O presidente do colegiado destaca que as ações desenvolvidas pelo comitê buscam solucionar diversos problemas vivenciados pelos administradores municipais, garantindo assim a segurança necessária para que sejam tomadas as ações administrativas para o atendimento das populações das áreas de divisas, almejando que esses territórios passem a ter uma definição oficial de territorialidade e “possam exercer a cidadania plena”.

“Após realizar a atualização dos limítrofes de forma técnica e com a participação dos municípios, utilizando geotecnologias mais modernas, realizando os ajustes interpretativos dos limites, em virtude das incertezas e, por vezes, inexistência dos pontos geográficos no território e, especialmente, a lei de criação de cada município, os estudos foram transformados em ajustes de limites entre as partes envolvidas”, aponta Luiz Carlos Mourão.

Devido à pandemia, os servidores Luiz Carlos Mourão e Luiz Farias trabalharam em modo home office, e deram continuidade aos trabalhos do Comitê junto com o Instituto de Pesquisa e Estratégia Econômica do Ceará (Ipece) e Instituto Brasileiro de Geografia e Estatística (IBGE), tendo realizado diversas reuniões remotas ao longo do ano.

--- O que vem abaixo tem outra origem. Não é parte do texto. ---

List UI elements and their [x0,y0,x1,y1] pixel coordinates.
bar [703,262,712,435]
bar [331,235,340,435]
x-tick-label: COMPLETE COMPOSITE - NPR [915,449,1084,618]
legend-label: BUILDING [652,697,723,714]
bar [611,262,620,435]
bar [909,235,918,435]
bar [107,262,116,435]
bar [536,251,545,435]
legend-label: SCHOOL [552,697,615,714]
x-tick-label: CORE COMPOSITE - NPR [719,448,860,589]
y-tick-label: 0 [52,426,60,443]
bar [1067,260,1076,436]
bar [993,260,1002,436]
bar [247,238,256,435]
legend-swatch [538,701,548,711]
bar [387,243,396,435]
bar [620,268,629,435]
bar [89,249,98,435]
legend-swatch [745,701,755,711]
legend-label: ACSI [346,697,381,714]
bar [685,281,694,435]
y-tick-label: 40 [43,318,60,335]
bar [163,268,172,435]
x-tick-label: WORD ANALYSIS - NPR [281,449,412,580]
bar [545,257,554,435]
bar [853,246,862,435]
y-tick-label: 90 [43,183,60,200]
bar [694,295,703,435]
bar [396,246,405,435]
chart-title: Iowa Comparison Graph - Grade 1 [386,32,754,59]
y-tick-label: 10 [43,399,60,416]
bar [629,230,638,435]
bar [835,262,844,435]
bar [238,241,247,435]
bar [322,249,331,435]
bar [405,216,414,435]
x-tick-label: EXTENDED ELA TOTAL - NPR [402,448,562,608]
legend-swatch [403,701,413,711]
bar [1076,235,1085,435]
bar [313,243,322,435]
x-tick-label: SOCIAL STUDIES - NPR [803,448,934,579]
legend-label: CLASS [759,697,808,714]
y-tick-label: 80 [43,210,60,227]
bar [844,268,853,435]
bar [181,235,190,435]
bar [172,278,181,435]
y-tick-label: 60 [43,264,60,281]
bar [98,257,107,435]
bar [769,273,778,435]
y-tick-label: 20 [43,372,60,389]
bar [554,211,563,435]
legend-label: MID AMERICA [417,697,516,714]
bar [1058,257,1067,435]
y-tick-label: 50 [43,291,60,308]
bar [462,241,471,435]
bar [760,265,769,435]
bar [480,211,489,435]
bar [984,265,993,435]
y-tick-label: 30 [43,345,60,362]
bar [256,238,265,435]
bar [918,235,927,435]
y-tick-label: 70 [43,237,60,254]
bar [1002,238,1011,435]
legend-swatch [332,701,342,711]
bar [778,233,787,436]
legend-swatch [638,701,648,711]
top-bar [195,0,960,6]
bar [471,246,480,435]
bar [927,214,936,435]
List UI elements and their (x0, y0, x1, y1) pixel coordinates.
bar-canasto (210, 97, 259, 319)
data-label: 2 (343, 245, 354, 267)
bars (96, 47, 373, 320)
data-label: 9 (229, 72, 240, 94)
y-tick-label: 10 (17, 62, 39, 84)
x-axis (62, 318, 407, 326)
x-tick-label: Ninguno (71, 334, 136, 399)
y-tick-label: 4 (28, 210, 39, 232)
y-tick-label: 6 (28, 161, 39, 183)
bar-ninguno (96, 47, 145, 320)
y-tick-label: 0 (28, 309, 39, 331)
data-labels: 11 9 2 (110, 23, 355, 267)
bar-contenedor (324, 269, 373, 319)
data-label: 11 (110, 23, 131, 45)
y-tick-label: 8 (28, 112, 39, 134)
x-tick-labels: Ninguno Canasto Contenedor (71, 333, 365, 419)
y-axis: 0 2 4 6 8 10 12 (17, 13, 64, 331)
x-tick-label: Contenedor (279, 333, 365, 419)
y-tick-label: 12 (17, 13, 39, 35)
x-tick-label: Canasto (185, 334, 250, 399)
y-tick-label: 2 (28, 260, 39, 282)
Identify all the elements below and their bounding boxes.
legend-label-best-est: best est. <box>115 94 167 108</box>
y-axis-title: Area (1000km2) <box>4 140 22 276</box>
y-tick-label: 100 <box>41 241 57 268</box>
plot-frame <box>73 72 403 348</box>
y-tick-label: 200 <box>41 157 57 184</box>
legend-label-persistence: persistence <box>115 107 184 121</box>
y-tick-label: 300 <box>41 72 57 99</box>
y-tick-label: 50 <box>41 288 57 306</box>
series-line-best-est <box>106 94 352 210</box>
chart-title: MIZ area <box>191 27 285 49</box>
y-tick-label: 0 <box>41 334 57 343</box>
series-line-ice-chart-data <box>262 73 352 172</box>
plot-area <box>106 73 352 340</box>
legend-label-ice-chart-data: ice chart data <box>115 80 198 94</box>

Com relação às divisas interestaduais, o coordenador informa que foi realizada uma reunião presencial na Secretaria da Casa Civil do Governo do Estado e uma segunda na Procuradoria Geral do Estado (PGE), com a participação da Procuradoria Geral do Estado; Procuradoria Geral Adjunta; Procuradoria Geral de Justiça; Procuradora Chefe da Representação da PGE no Distrito Federal, Ludiana Carla Braga Façanha Rocha, e representantes do Ipece, a fim de prestar informações técnicas e subsídios para a defesa do Estado do Ceará, sobre o Processo de litígio entre os estados do Piauí e Ceará, em tramitação no Supremo Tribunal Federal (STF).

A pedido da PGE, o Comitê e o Ipece produziram um relatório sobre a existência dos equipamentos particulares, públicos municipais e estaduais localizados na área do litígio nas proximidades da divisa interestadual. O trabalho diz respeito aos municípios de Granja, Viçosa do Ceará, Tianguá, Ubajara, Ibiapina, São Benedito, Carnaubal, Guaraciaba do Norte, Croatá, Ipueiras, Poranga, Ipaporanga e Crateús. O relatório foi entregue à PGE, sendo incorporado ao processo.